Although failure to comply with sex offender registration requirements under G.S. 14-208.11 was at one time interpreted as a strict liability crime, State v. Bryant, 359 N.C. 554, 562 (2005), the statute has been amended, S.L. 2006-247, sec. 8(a), and now requires that the defendant act willfully.
Strict liability crimes often are thought of as minor offenses with relatively light punishment in the area of public health, safety and welfare. However, as the above list indicates, North Carolina’s strict liability crimes include felonies that carry significant punishment. See Watterson, __ N.C. App. __, 679 S.E.2d at 903 (noting that the General Assembly has imposed “fairly harsh” punishments for strict liability offenses).

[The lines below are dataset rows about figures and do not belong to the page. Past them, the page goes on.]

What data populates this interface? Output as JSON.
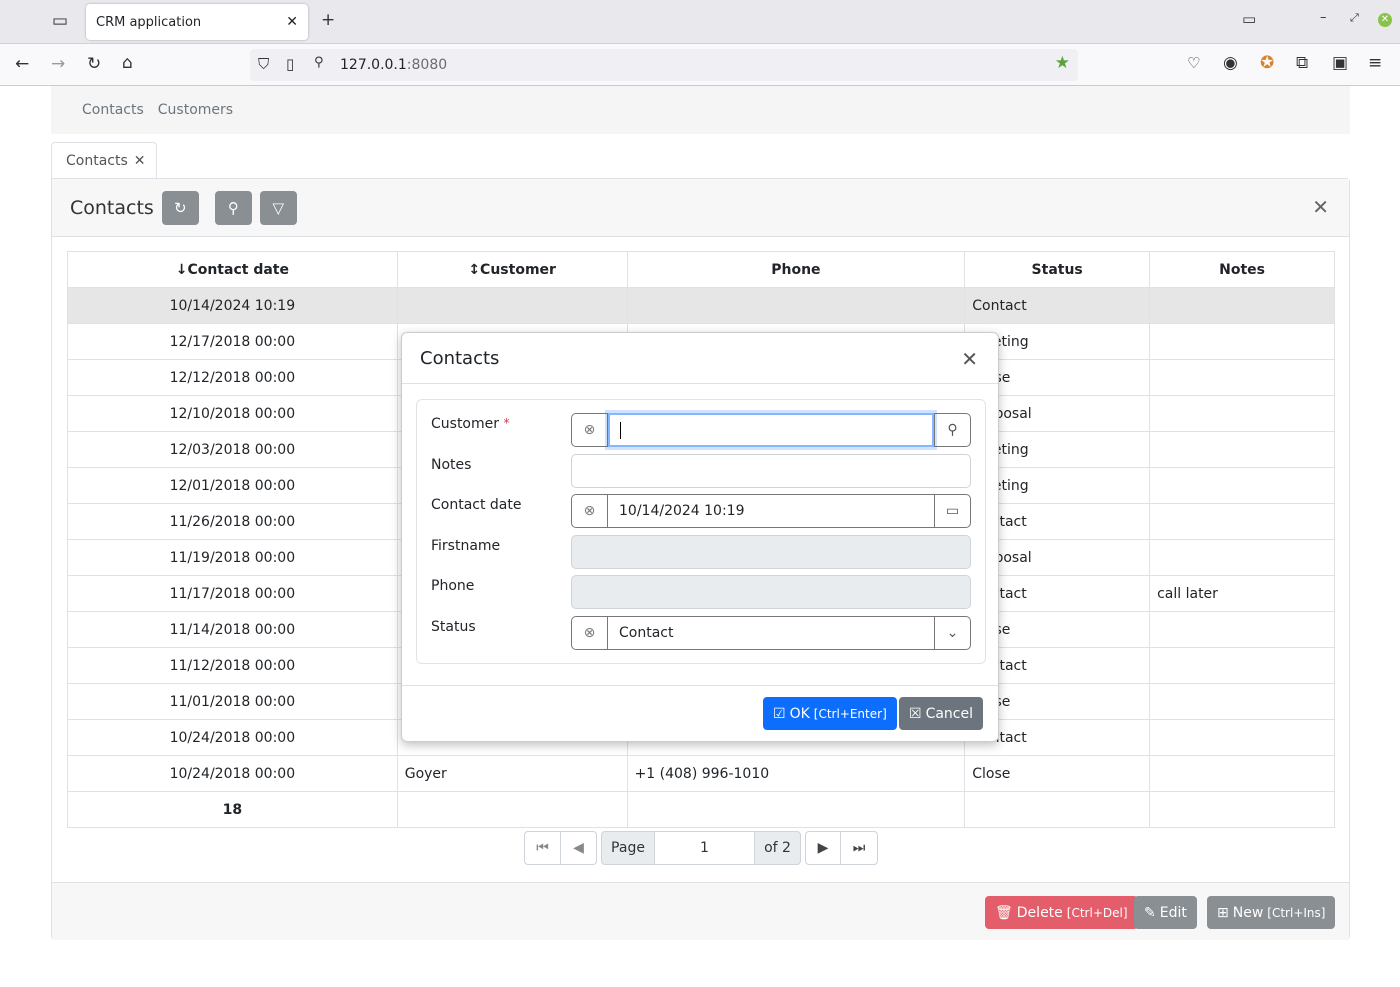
{
  "browser": {
    "tab_title": "CRM application",
    "url_host": "127.0.0.1",
    "url_port": ":8080"
  },
  "app_nav": {
    "items": [
      "Contacts",
      "Customers"
    ]
  },
  "page_tab": {
    "label": "Contacts"
  },
  "panel": {
    "title": "Contacts"
  },
  "table": {
    "columns": [
      "↓Contact date",
      "↕Customer",
      "Phone",
      "Status",
      "Notes"
    ],
    "rows": [
      [
        "10/14/2024 10:19",
        "",
        "",
        "Contact",
        ""
      ],
      [
        "12/17/2018 00:00",
        "",
        "",
        "Meeting",
        ""
      ],
      [
        "12/12/2018 00:00",
        "",
        "",
        "Close",
        ""
      ],
      [
        "12/10/2018 00:00",
        "",
        "",
        "Proposal",
        ""
      ],
      [
        "12/03/2018 00:00",
        "",
        "",
        "Meeting",
        ""
      ],
      [
        "12/01/2018 00:00",
        "",
        "",
        "Meeting",
        ""
      ],
      [
        "11/26/2018 00:00",
        "",
        "",
        "Contact",
        ""
      ],
      [
        "11/19/2018 00:00",
        "",
        "",
        "Proposal",
        ""
      ],
      [
        "11/17/2018 00:00",
        "",
        "",
        "Contact",
        "call later"
      ],
      [
        "11/14/2018 00:00",
        "",
        "",
        "Close",
        ""
      ],
      [
        "11/12/2018 00:00",
        "",
        "",
        "Contact",
        ""
      ],
      [
        "11/01/2018 00:00",
        "",
        "",
        "Close",
        ""
      ],
      [
        "10/24/2018 00:00",
        "",
        "",
        "Contact",
        ""
      ],
      [
        "10/24/2018 00:00",
        "Goyer",
        "+1 (408) 996-1010",
        "Close",
        ""
      ]
    ],
    "total": "18"
  },
  "pager": {
    "page_label": "Page",
    "page": "1",
    "of": "of 2"
  },
  "footer": {
    "delete": "Delete",
    "delete_key": "[Ctrl+Del]",
    "edit": "Edit",
    "new": "New",
    "new_key": "[Ctrl+Ins]"
  },
  "modal": {
    "title": "Contacts",
    "fields": {
      "customer": "Customer",
      "notes": "Notes",
      "contact_date": "Contact date",
      "firstname": "Firstname",
      "phone": "Phone",
      "status": "Status"
    },
    "required_mark": "*",
    "contact_date_value": "10/14/2024 10:19",
    "status_value": "Contact",
    "ok": "OK",
    "ok_key": "[Ctrl+Enter]",
    "cancel": "Cancel"
  },
  "colors": {
    "primary": "#0d6efd",
    "danger": "#e35d6a",
    "secondary": "#6c757d"
  }
}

The courts have rejected policy arguments that strict liability should not attach for serious crimes, indicating that such arguments more appropriately are addressed to the General Assembly, the state’s lawmaking body. See Anthony, 351 N.C. at 618; Browning, 177 N.C. App. at 493-94.

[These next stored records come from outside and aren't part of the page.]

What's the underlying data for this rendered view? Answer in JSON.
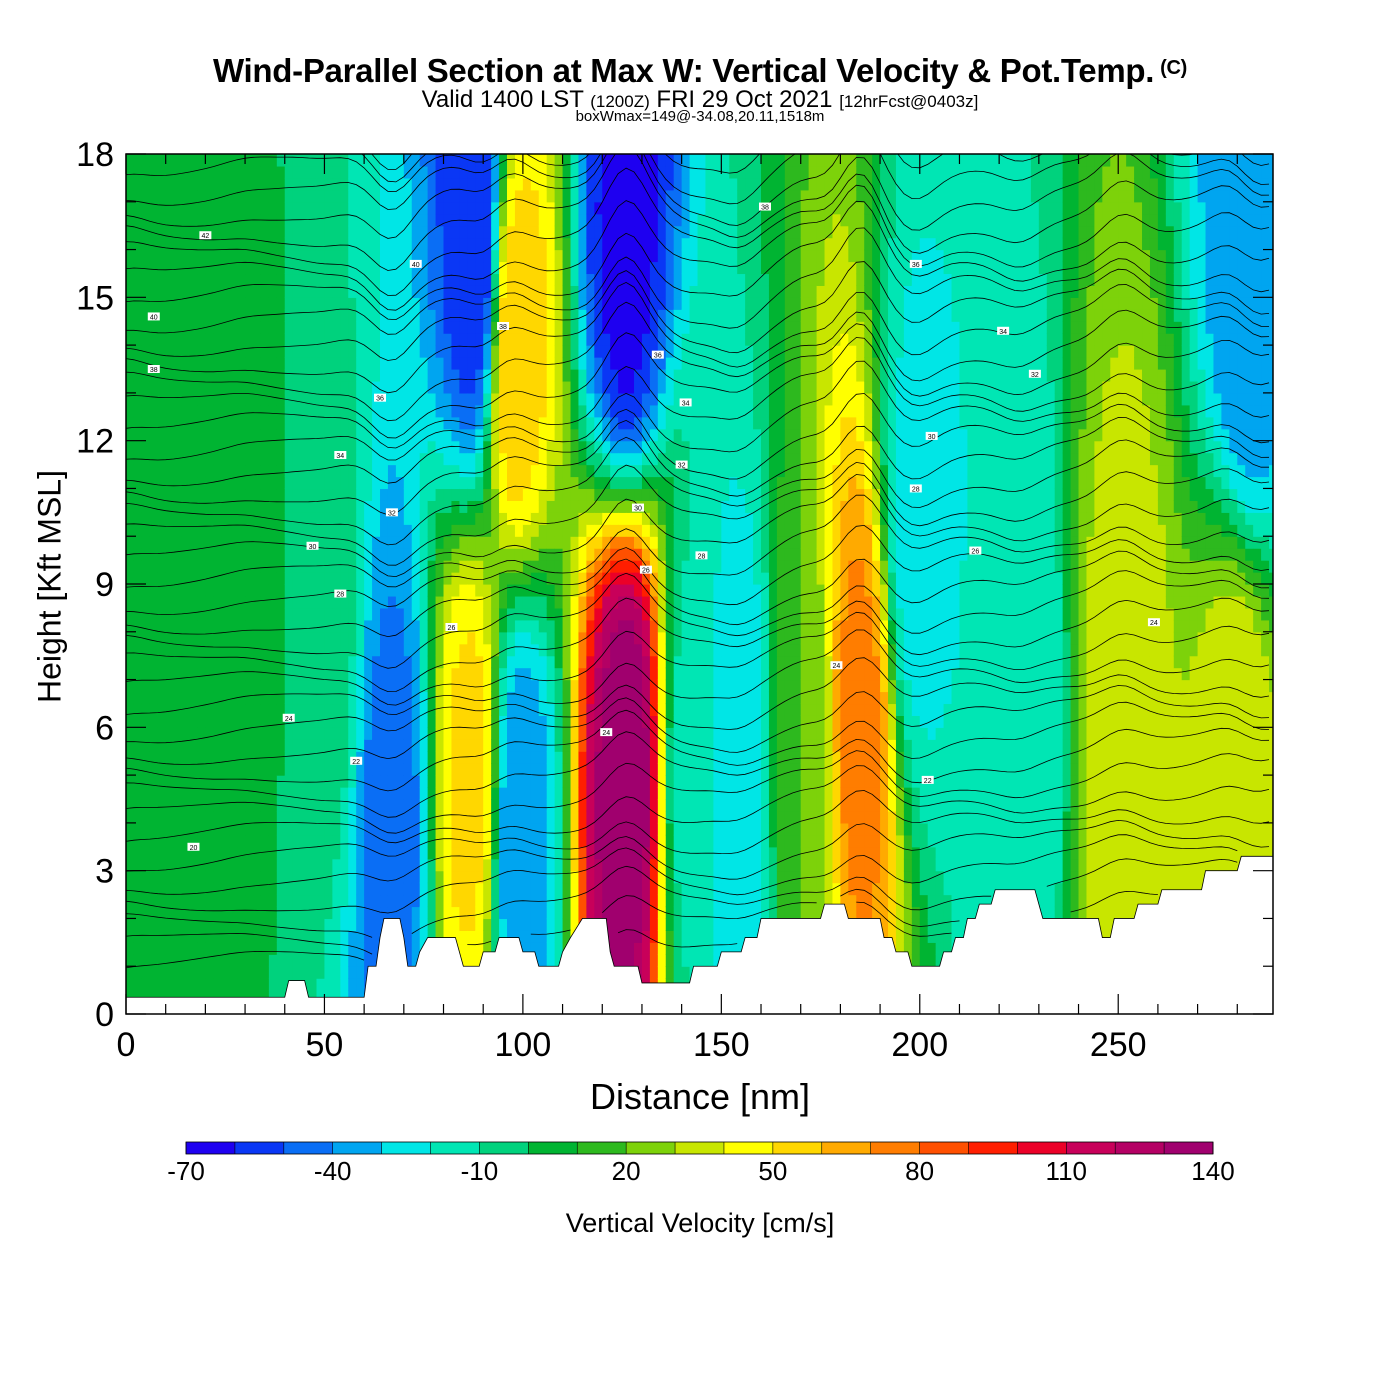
{
  "title": {
    "main": "Wind-Parallel Section at Max W: Vertical Velocity & Pot.Temp.",
    "copyright": "(C)",
    "valid_prefix": "Valid 1400 LST",
    "valid_utc": "(1200Z)",
    "valid_date": "FRI 29 Oct 2021",
    "forecast": "[12hrFcst@0403z]",
    "box_info": "boxWmax=149@-34.08,20.11,1518m"
  },
  "chart_data": {
    "type": "heatmap",
    "xlabel": "Distance [nm]",
    "ylabel": "Height [Kft MSL]",
    "xlim": [
      0,
      289
    ],
    "ylim": [
      0,
      18
    ],
    "x_ticks": [
      "0",
      "50",
      "100",
      "150",
      "200",
      "250"
    ],
    "y_ticks": [
      "0",
      "3",
      "6",
      "9",
      "12",
      "15",
      "18"
    ],
    "colorbar": {
      "label": "Vertical Velocity [cm/s]",
      "ticks": [
        "-70",
        "-40",
        "-10",
        "20",
        "50",
        "80",
        "110",
        "140"
      ],
      "range": [
        -70,
        140
      ],
      "step": 10,
      "colors": [
        "#1e00f0",
        "#0a37f5",
        "#0a6ef5",
        "#00a5f0",
        "#00e6e6",
        "#00e6b4",
        "#00d27d",
        "#00b432",
        "#2db91e",
        "#7dd20a",
        "#c8e600",
        "#ffff00",
        "#ffd700",
        "#ffaa00",
        "#ff7d00",
        "#ff5000",
        "#ff1e00",
        "#eb0028",
        "#c8005a",
        "#b40064",
        "#a0006e"
      ]
    },
    "velocity_features": [
      {
        "x": 0,
        "y": 9,
        "value": 10
      },
      {
        "x": 30,
        "y": 9,
        "value": 5
      },
      {
        "x": 50,
        "y": 8,
        "value": -5
      },
      {
        "x": 67,
        "y": 4,
        "value": -45
      },
      {
        "x": 87,
        "y": 5,
        "value": 55
      },
      {
        "x": 88,
        "y": 16,
        "value": -60
      },
      {
        "x": 98,
        "y": 14,
        "value": 60
      },
      {
        "x": 99,
        "y": 4,
        "value": -40
      },
      {
        "x": 126,
        "y": 5,
        "value": 140
      },
      {
        "x": 126,
        "y": 16,
        "value": -65
      },
      {
        "x": 143,
        "y": 5,
        "value": -15
      },
      {
        "x": 154,
        "y": 4.6,
        "value": -30
      },
      {
        "x": 171,
        "y": 5,
        "value": 20
      },
      {
        "x": 185,
        "y": 6,
        "value": 75
      },
      {
        "x": 199,
        "y": 10,
        "value": -25
      },
      {
        "x": 225,
        "y": 6,
        "value": -20
      },
      {
        "x": 251,
        "y": 6,
        "value": 35
      },
      {
        "x": 280,
        "y": 5,
        "value": 40
      },
      {
        "x": 283,
        "y": 15,
        "value": -40
      }
    ],
    "theta_contour_labels": [
      {
        "x": 20,
        "y": 16.3,
        "label": "42"
      },
      {
        "x": 7,
        "y": 14.6,
        "label": "40"
      },
      {
        "x": 7,
        "y": 13.5,
        "label": "38"
      },
      {
        "x": 73,
        "y": 15.7,
        "label": "40"
      },
      {
        "x": 95,
        "y": 14.4,
        "label": "38"
      },
      {
        "x": 64,
        "y": 12.9,
        "label": "36"
      },
      {
        "x": 54,
        "y": 11.7,
        "label": "34"
      },
      {
        "x": 67,
        "y": 10.5,
        "label": "32"
      },
      {
        "x": 47,
        "y": 9.8,
        "label": "30"
      },
      {
        "x": 54,
        "y": 8.8,
        "label": "28"
      },
      {
        "x": 82,
        "y": 8.1,
        "label": "26"
      },
      {
        "x": 41,
        "y": 6.2,
        "label": "24"
      },
      {
        "x": 58,
        "y": 5.3,
        "label": "22"
      },
      {
        "x": 17,
        "y": 3.5,
        "label": "20"
      },
      {
        "x": 161,
        "y": 16.9,
        "label": "38"
      },
      {
        "x": 199,
        "y": 15.7,
        "label": "36"
      },
      {
        "x": 134,
        "y": 13.8,
        "label": "36"
      },
      {
        "x": 141,
        "y": 12.8,
        "label": "34"
      },
      {
        "x": 140,
        "y": 11.5,
        "label": "32"
      },
      {
        "x": 129,
        "y": 10.6,
        "label": "30"
      },
      {
        "x": 145,
        "y": 9.6,
        "label": "28"
      },
      {
        "x": 131,
        "y": 9.3,
        "label": "26"
      },
      {
        "x": 121,
        "y": 5.9,
        "label": "24"
      },
      {
        "x": 179,
        "y": 7.3,
        "label": "24"
      },
      {
        "x": 202,
        "y": 4.9,
        "label": "22"
      },
      {
        "x": 221,
        "y": 14.3,
        "label": "34"
      },
      {
        "x": 229,
        "y": 13.4,
        "label": "32"
      },
      {
        "x": 203,
        "y": 12.1,
        "label": "30"
      },
      {
        "x": 199,
        "y": 11.0,
        "label": "28"
      },
      {
        "x": 214,
        "y": 9.7,
        "label": "26"
      },
      {
        "x": 259,
        "y": 8.2,
        "label": "24"
      }
    ],
    "terrain": [
      [
        0,
        0.35
      ],
      [
        40,
        0.35
      ],
      [
        41,
        0.7
      ],
      [
        45,
        0.7
      ],
      [
        46,
        0.35
      ],
      [
        60,
        0.35
      ],
      [
        61,
        1.0
      ],
      [
        63,
        1.0
      ],
      [
        64,
        1.6
      ],
      [
        65,
        2.0
      ],
      [
        69,
        2.0
      ],
      [
        70,
        1.6
      ],
      [
        71,
        1.0
      ],
      [
        73,
        1.0
      ],
      [
        74,
        1.3
      ],
      [
        76,
        1.6
      ],
      [
        83,
        1.6
      ],
      [
        84,
        1.3
      ],
      [
        85,
        1.0
      ],
      [
        89,
        1.0
      ],
      [
        90,
        1.3
      ],
      [
        93,
        1.3
      ],
      [
        94,
        1.6
      ],
      [
        99,
        1.6
      ],
      [
        100,
        1.3
      ],
      [
        103,
        1.3
      ],
      [
        104,
        1.0
      ],
      [
        109,
        1.0
      ],
      [
        110,
        1.3
      ],
      [
        112,
        1.6
      ],
      [
        115,
        2.0
      ],
      [
        121,
        2.0
      ],
      [
        122,
        1.3
      ],
      [
        123,
        1.0
      ],
      [
        129,
        1.0
      ],
      [
        130,
        0.65
      ],
      [
        142,
        0.65
      ],
      [
        143,
        1.0
      ],
      [
        149,
        1.0
      ],
      [
        150,
        1.3
      ],
      [
        155,
        1.3
      ],
      [
        156,
        1.6
      ],
      [
        159,
        1.6
      ],
      [
        160,
        2.0
      ],
      [
        175,
        2.0
      ],
      [
        176,
        2.3
      ],
      [
        181,
        2.3
      ],
      [
        182,
        2.0
      ],
      [
        190,
        2.0
      ],
      [
        191,
        1.6
      ],
      [
        193,
        1.6
      ],
      [
        194,
        1.3
      ],
      [
        197,
        1.3
      ],
      [
        198,
        1.0
      ],
      [
        205,
        1.0
      ],
      [
        206,
        1.3
      ],
      [
        208,
        1.3
      ],
      [
        209,
        1.6
      ],
      [
        211,
        1.6
      ],
      [
        212,
        2.0
      ],
      [
        214,
        2.0
      ],
      [
        215,
        2.3
      ],
      [
        218,
        2.3
      ],
      [
        219,
        2.6
      ],
      [
        229,
        2.6
      ],
      [
        230,
        2.3
      ],
      [
        231,
        2.0
      ],
      [
        245,
        2.0
      ],
      [
        246,
        1.6
      ],
      [
        248,
        1.6
      ],
      [
        249,
        2.0
      ],
      [
        254,
        2.0
      ],
      [
        255,
        2.3
      ],
      [
        260,
        2.3
      ],
      [
        261,
        2.6
      ],
      [
        271,
        2.6
      ],
      [
        272,
        3.0
      ],
      [
        280,
        3.0
      ],
      [
        281,
        3.3
      ],
      [
        289,
        3.3
      ]
    ]
  }
}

The United States Supreme Court has recognized that legislatures may enact strict liability crimes. Lambert v. California, 355 U.S. 225, 228 (1957) (“conduct alone without regard to intent of the doer is often sufficient” for criminal liability; “[t]here is wide latitude in the lawmakers to declare an offense and to exclude elements of knowledge and diligence from its definition”). In North Carolina, constitutional challenges to the imposition of strict liability have failed. Haskins, 160 N.C. App. at 353 (rejecting the defendant’s argument that without a mens rea element, G.S. 14-269.2 violates Equal Protection); Ainsworth, 109 N.C. App. at 145 (rejecting the defendant’s argument that the constitution requires that statutory rape include some mens rea). However, when the strict liability crime involves wholly passive conduct, due process may require that the defendant have notice of the criminality of his or her conduct. Bryant, 359 N.C. 554 (regarding G.S. 14-208.11, which at one point was a strict liability crime).

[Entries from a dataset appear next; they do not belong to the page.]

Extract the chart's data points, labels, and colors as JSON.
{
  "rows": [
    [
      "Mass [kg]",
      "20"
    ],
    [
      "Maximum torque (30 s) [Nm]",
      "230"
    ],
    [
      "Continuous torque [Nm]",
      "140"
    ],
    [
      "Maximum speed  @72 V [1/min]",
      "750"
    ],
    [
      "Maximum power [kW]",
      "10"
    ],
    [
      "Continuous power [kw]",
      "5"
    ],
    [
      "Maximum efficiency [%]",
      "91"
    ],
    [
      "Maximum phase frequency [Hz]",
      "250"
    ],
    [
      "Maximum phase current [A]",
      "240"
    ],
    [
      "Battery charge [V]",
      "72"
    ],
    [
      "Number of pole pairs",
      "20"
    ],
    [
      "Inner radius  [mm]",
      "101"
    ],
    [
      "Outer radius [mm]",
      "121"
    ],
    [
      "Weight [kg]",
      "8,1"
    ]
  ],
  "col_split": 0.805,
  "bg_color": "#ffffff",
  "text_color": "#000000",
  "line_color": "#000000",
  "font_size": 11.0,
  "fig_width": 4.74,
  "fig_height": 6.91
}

If a defendant is prosecuted as an aider and abettor to a strict liability crime, a mental state is required. Put another way, “North Carolina case law does not support a theory of vicarious strict liability.” State v. Bowman, 188 N.C. App. 635, 649 (2008) (“[a]lthough statutory rape is a strict liability crime, aiding and abetting statutory rape is not”). Thus, in Bowman, 188 N.C. App. 635, the court of appeals held that the trial court erred by denying the defendant’s request for an instruction that defendant had to know the age of the victims in order to be convicted of aiding and abetting statutory rape. If the defendant is prosecuted for an attempt to commit a strict liability crime, the elements of attempt require intent. Sines, 158 N.C. App. at 85. However, the intent element for an attempted strict liability crime appears to be less stringent than the intent element for aiding and abetting a strict liability crime. In Sines, 158 N.C. App. 79, for example, the court of appeals stated that to be convicted of attempted statutory sexual offense, the defendant must intend to engage in a sexual act. Sines held: attempted statutory sexual offense does not require that the defendant intended to commit a sexual act with an underage person, but only that defendant intended to commit a sexual act with the victim; thus, a defendant’s knowledge of victim’s age or victim’s consent are not defenses to the crime of attempted statutory sexual offense. Id. at 85.